Mr Putin and Mr Kocharian discussed the Nagorno-Karabakh issue, the general situation in the Caucasus and various aspects of bilateral cooperation.
While opening their informal meeting at the Constantine Palace in Strelna, Mr Putin recalled that not long ago, on November 26, he had spoken about the future prospects for Nagorno-Karabakh settlement at a meeting with the spiritual leaders of the Caucasus and in a telephone conversation with President Ilham Aliyev of Azerbaijan. President Putin said that the results of these negotiations were evidence of the Azerbaijani leadership’s positive mood, although the problem was complex and deeply rooted.
Mr Putin said Russia was ready to take part in the peace process provided its help was required. But the Nagorno-Karabakh issue was above all a matter for direct political dialogue between Armenia and Azerbaijan, a dialogue wholly supported by the Russian side.

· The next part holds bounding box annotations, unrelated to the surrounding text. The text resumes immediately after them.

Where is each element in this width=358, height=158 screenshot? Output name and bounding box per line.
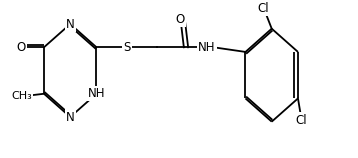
Text: N: N: [66, 110, 74, 124]
Text: Cl: Cl: [296, 114, 308, 127]
Text: N: N: [66, 18, 74, 30]
Text: O: O: [176, 13, 185, 26]
Text: O: O: [16, 41, 25, 54]
Text: CH₃: CH₃: [11, 91, 32, 101]
Text: NH: NH: [198, 41, 216, 54]
Text: Cl: Cl: [257, 2, 268, 15]
Text: NH: NH: [88, 87, 105, 100]
Text: S: S: [123, 41, 130, 54]
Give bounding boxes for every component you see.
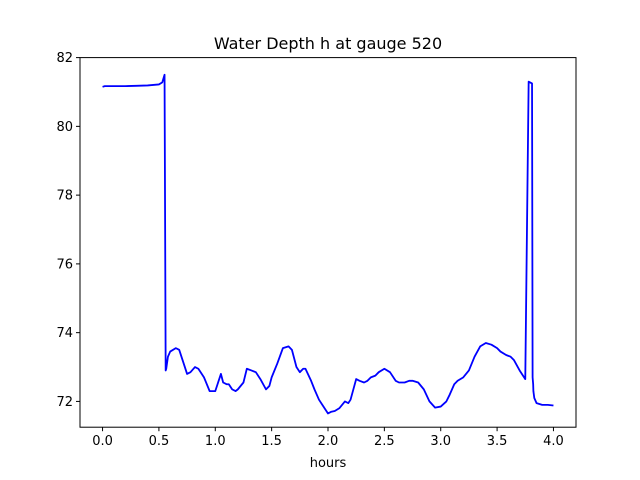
y-tick-label: 72: [56, 395, 73, 410]
x-tick-label: 4.0: [543, 434, 564, 449]
x-tick-label: 0.5: [149, 434, 170, 449]
series-line-0: [102, 73, 554, 415]
chart-title: Water Depth h at gauge 520: [214, 34, 442, 53]
x-axis-label: hours: [310, 456, 347, 471]
y-tick-label: 82: [56, 51, 73, 66]
y-tick-label: 80: [56, 120, 73, 135]
y-tick-label: 76: [56, 257, 73, 272]
x-tick-label: 1.5: [261, 434, 282, 449]
x-tick-label: 3.0: [430, 434, 451, 449]
plot-area: [80, 57, 576, 428]
y-tick-label: 74: [56, 326, 73, 341]
x-tick-label: 1.0: [205, 434, 226, 449]
x-tick-label: 3.5: [487, 434, 508, 449]
x-tick-label: 0.0: [92, 434, 113, 449]
y-tick-label: 78: [56, 189, 73, 204]
y-axis-ticks: 72 74 76 78 80 82: [56, 51, 80, 410]
x-tick-label: 2.0: [318, 434, 339, 449]
series-layer: [102, 73, 554, 415]
x-tick-label: 2.5: [374, 434, 395, 449]
x-axis-ticks: 0.0 0.5 1.0 1.5 2.0 2.5 3.0 3.5 4.0: [92, 427, 564, 449]
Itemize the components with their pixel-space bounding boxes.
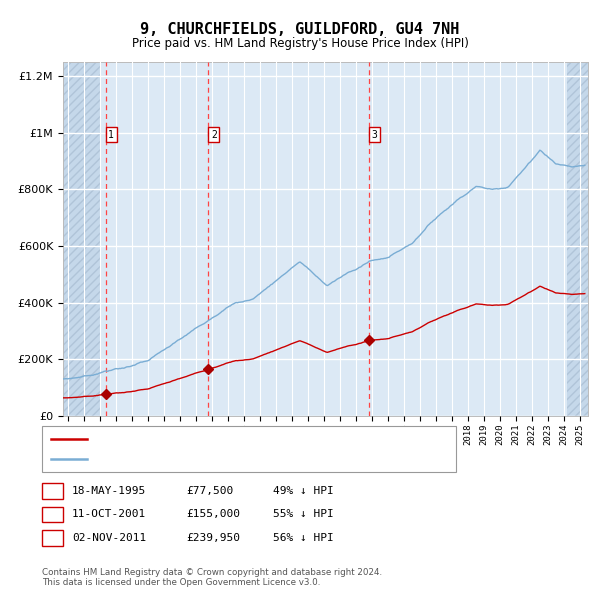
Text: 55% ↓ HPI: 55% ↓ HPI	[273, 510, 334, 519]
Text: 2: 2	[211, 130, 217, 139]
Bar	[567, 62, 588, 416]
Text: 02-NOV-2011: 02-NOV-2011	[72, 533, 146, 543]
Text: 2: 2	[49, 510, 56, 519]
Text: 1: 1	[49, 486, 56, 496]
Text: 1: 1	[108, 130, 114, 139]
Text: Contains HM Land Registry data © Crown copyright and database right 2024.
This d: Contains HM Land Registry data © Crown c…	[42, 568, 382, 587]
Text: 18-MAY-1995: 18-MAY-1995	[72, 486, 146, 496]
Text: £155,000: £155,000	[186, 510, 240, 519]
Text: 3: 3	[372, 130, 377, 139]
Text: £239,950: £239,950	[186, 533, 240, 543]
Text: 56% ↓ HPI: 56% ↓ HPI	[273, 533, 334, 543]
Text: HPI: Average price, detached house, Guildford: HPI: Average price, detached house, Guil…	[94, 454, 376, 464]
Text: 9, CHURCHFIELDS, GUILDFORD, GU4 7NH: 9, CHURCHFIELDS, GUILDFORD, GU4 7NH	[140, 22, 460, 37]
Text: Price paid vs. HM Land Registry's House Price Index (HPI): Price paid vs. HM Land Registry's House …	[131, 37, 469, 50]
Text: 11-OCT-2001: 11-OCT-2001	[72, 510, 146, 519]
Text: 49% ↓ HPI: 49% ↓ HPI	[273, 486, 334, 496]
Text: 9, CHURCHFIELDS, GUILDFORD, GU4 7NH (detached house): 9, CHURCHFIELDS, GUILDFORD, GU4 7NH (det…	[94, 434, 419, 444]
Bar	[63, 62, 100, 416]
Text: £77,500: £77,500	[186, 486, 233, 496]
Text: 3: 3	[49, 533, 56, 543]
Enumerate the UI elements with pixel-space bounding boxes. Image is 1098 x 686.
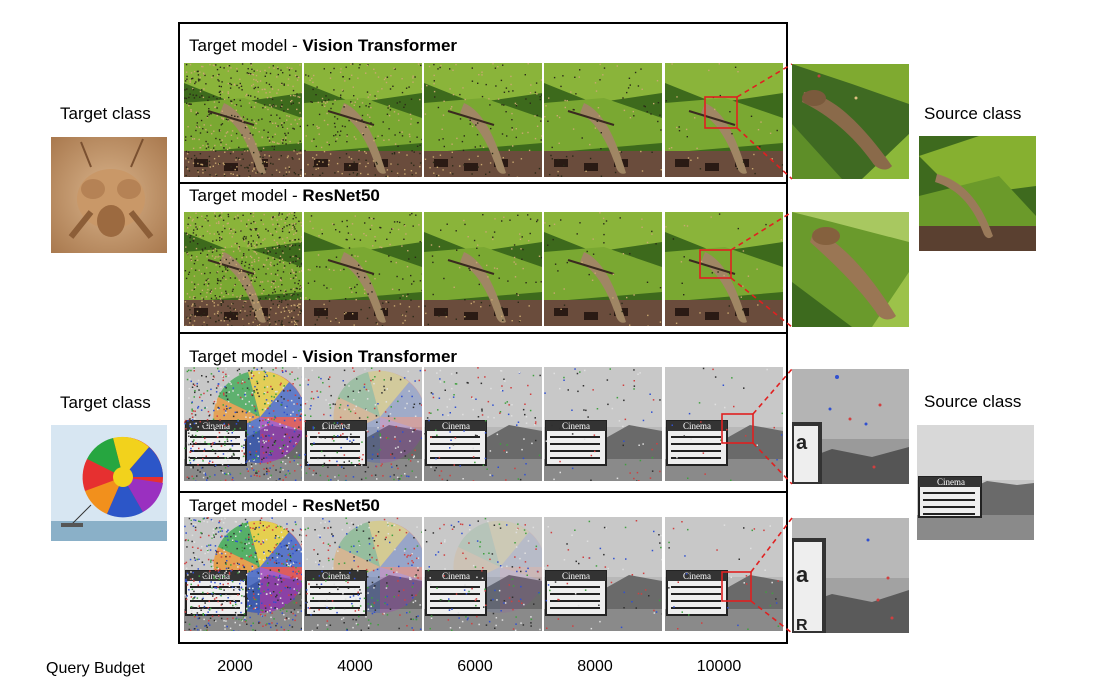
- zoom-box: [721, 413, 754, 444]
- adversarial-image-row4-col5: Cinema: [665, 517, 783, 631]
- zoom-crop-2: [792, 212, 909, 327]
- panel-title-3: Target model - Vision Transformer: [189, 347, 458, 366]
- query-budget-value-5: 10000: [696, 658, 742, 675]
- adversarial-image-row2-col2: [304, 212, 422, 326]
- adversarial-image-row3-col5: Cinema: [665, 367, 783, 481]
- query-budget-label: Query Budget: [46, 660, 145, 677]
- adversarial-image-row4-col4: Cinema: [544, 517, 662, 631]
- adversarial-image-row1-col4: [544, 63, 662, 177]
- adversarial-image-row1-col3: [424, 63, 542, 177]
- svg-text:Cinema: Cinema: [937, 477, 965, 487]
- adversarial-image-row2-col1: [184, 212, 302, 326]
- adversarial-image-row1-col1: [184, 63, 302, 177]
- zoom-box: [721, 571, 752, 602]
- adversarial-image-row4-col1: Cinema: [184, 517, 302, 631]
- target-class-image-mantis: [51, 137, 167, 253]
- adversarial-image-row3-col4: Cinema: [544, 367, 662, 481]
- svg-text:Cinema: Cinema: [322, 571, 350, 581]
- svg-text:Cinema: Cinema: [322, 421, 350, 431]
- query-budget-value-1: 2000: [217, 658, 253, 675]
- adversarial-image-row3-col3: Cinema: [424, 367, 542, 481]
- svg-text:a: a: [796, 562, 809, 587]
- target-class-label-2: Target class: [60, 393, 151, 412]
- source-class-label-1: Source class: [924, 104, 1022, 123]
- zoom-crop-3: a: [792, 369, 909, 484]
- adversarial-image-row3-col2: Cinema: [304, 367, 422, 481]
- zoom-crop-1: [792, 64, 909, 179]
- query-budget-value-4: 8000: [577, 658, 613, 675]
- svg-text:a: a: [796, 432, 808, 454]
- adversarial-image-row4-col2: Cinema: [304, 517, 422, 631]
- svg-text:Cinema: Cinema: [562, 421, 590, 431]
- adversarial-image-row1-col5: [665, 63, 783, 177]
- panel-title-2: Target model - ResNet50: [189, 186, 380, 205]
- adversarial-image-row2-col4: [544, 212, 662, 326]
- target-class-label-1: Target class: [60, 104, 151, 123]
- panel-divider-3: [178, 491, 788, 493]
- panel-divider-2: [178, 332, 788, 334]
- svg-text:Cinema: Cinema: [442, 571, 470, 581]
- panel-title-1: Target model - Vision Transformer: [189, 36, 458, 55]
- zoom-crop-4: a R: [792, 518, 909, 633]
- svg-text:Cinema: Cinema: [683, 421, 711, 431]
- adversarial-image-row2-col5: [665, 212, 783, 326]
- source-class-label-2: Source class: [924, 392, 1022, 411]
- source-class-image-lizard: [919, 136, 1036, 251]
- svg-text:Cinema: Cinema: [683, 571, 711, 581]
- svg-text:Cinema: Cinema: [562, 571, 590, 581]
- adversarial-image-row1-col2: [304, 63, 422, 177]
- panel-divider-1: [178, 182, 788, 184]
- svg-text:Cinema: Cinema: [202, 571, 230, 581]
- adversarial-image-row2-col3: [424, 212, 542, 326]
- svg-text:Cinema: Cinema: [442, 421, 470, 431]
- source-class-image-cinema: Cinema: [917, 425, 1034, 540]
- adversarial-image-row3-col1: Cinema: [184, 367, 302, 481]
- panel-title-4: Target model - ResNet50: [189, 496, 380, 515]
- query-budget-value-3: 6000: [457, 658, 493, 675]
- svg-text:R: R: [796, 617, 808, 633]
- zoom-box: [704, 96, 738, 129]
- query-budget-value-2: 4000: [337, 658, 373, 675]
- target-class-image-parachute: [51, 425, 167, 541]
- zoom-box: [699, 249, 732, 279]
- adversarial-image-row4-col3: Cinema: [424, 517, 542, 631]
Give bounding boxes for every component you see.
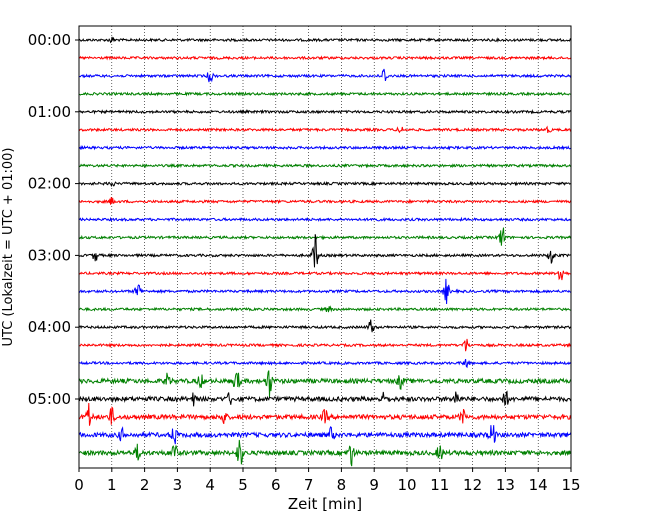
trace-row: [78, 319, 572, 333]
trace-row: [78, 402, 572, 426]
grid-lines: [78, 26, 572, 468]
trace-row: [78, 425, 572, 445]
trace-row: [79, 305, 572, 313]
y-tick-label: 05:00: [28, 390, 71, 408]
y-axis-label: UTC (Lokalzeit = UTC + 01:00): [1, 148, 16, 347]
trace-row: [78, 162, 571, 169]
x-tick-label: 15: [561, 476, 580, 494]
y-axis: 00:00 01:00 02:00 03:00 04:00 05:00: [28, 31, 79, 408]
x-tick-label: 13: [496, 476, 515, 494]
trace-row: [78, 227, 572, 246]
x-tick-label: 1: [107, 476, 117, 494]
x-tick-label: 7: [304, 476, 314, 494]
trace-row: [78, 270, 572, 281]
x-tick-label: 11: [430, 476, 449, 494]
y-tick-label: 03:00: [28, 246, 71, 264]
plot-frame: [78, 25, 572, 469]
trace-row: [78, 180, 572, 188]
x-axis: 0 1 2 3 4 5 6 7 8 9 10 11 12 13 14 15: [74, 468, 581, 494]
trace-row: [78, 439, 572, 467]
trace-row: [79, 55, 572, 61]
trace-row: [78, 338, 572, 352]
x-tick-label: 8: [337, 476, 347, 494]
y-tick-label: 02:00: [28, 175, 71, 193]
x-tick-label: 4: [205, 476, 215, 494]
trace-row: [78, 125, 572, 134]
x-tick-label: 3: [173, 476, 183, 494]
x-tick-label: 2: [140, 476, 150, 494]
trace-row: [78, 278, 572, 305]
y-tick-label: 04:00: [28, 318, 71, 336]
trace-row: [78, 197, 572, 205]
x-tick-label: 14: [529, 476, 548, 494]
x-tick-label: 6: [271, 476, 281, 494]
trace-row: [78, 234, 572, 268]
trace-row: [78, 358, 572, 369]
x-tick-label: 12: [463, 476, 482, 494]
x-axis-label: Zeit [min]: [288, 495, 362, 513]
traces: [78, 36, 572, 467]
trace-row: [78, 36, 571, 44]
trace-row: [78, 68, 572, 83]
trace-row: [78, 370, 572, 398]
x-tick-label: 10: [397, 476, 416, 494]
x-tick-label: 5: [238, 476, 248, 494]
trace-row: [78, 216, 572, 223]
trace-row: [78, 108, 572, 115]
trace-row: [78, 91, 572, 97]
y-tick-label: 01:00: [28, 103, 71, 121]
trace-row: [78, 144, 572, 151]
y-tick-label: 00:00: [28, 31, 71, 49]
x-tick-label: 0: [74, 476, 84, 494]
x-tick-label: 9: [369, 476, 379, 494]
trace-row: [78, 390, 572, 407]
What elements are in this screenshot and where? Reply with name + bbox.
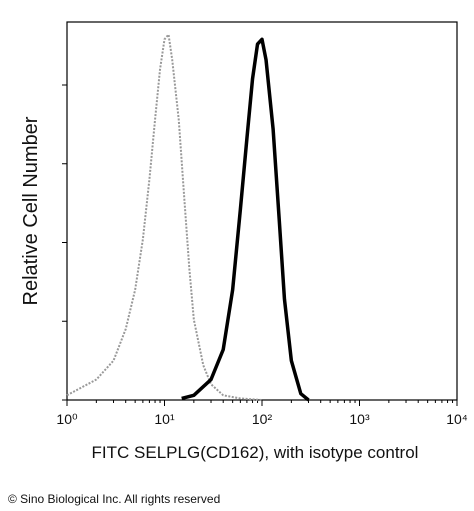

During their meeting, Mr Putin and Mr Kocharyan also discussed the situation in Georgia. They noted that political processes in that country were important not only for Georgia itself, but also for other countries. Russia, President Putin said, was prepared to work with any leadership chosen by the Georgian people. Responsibility for political processes in Georgia was borne, he said, by those political forces that headed them. Russia had a vested interest in seeing that the law is followed in Georgia and the processes are legitimate.
Mr Putin and Mr Kocharian also spoke of how to resolve the problem of Armenia’s debt to Russia and develop trade and economic cooperation between the two countries. Mr Putin stressed that trade turnover between the two countries, although fairly small in terms of value, had risen by 84% in the first nine months of the year. Mr Kocharian, in turn, expressed his belief that there was considerable room for further growth.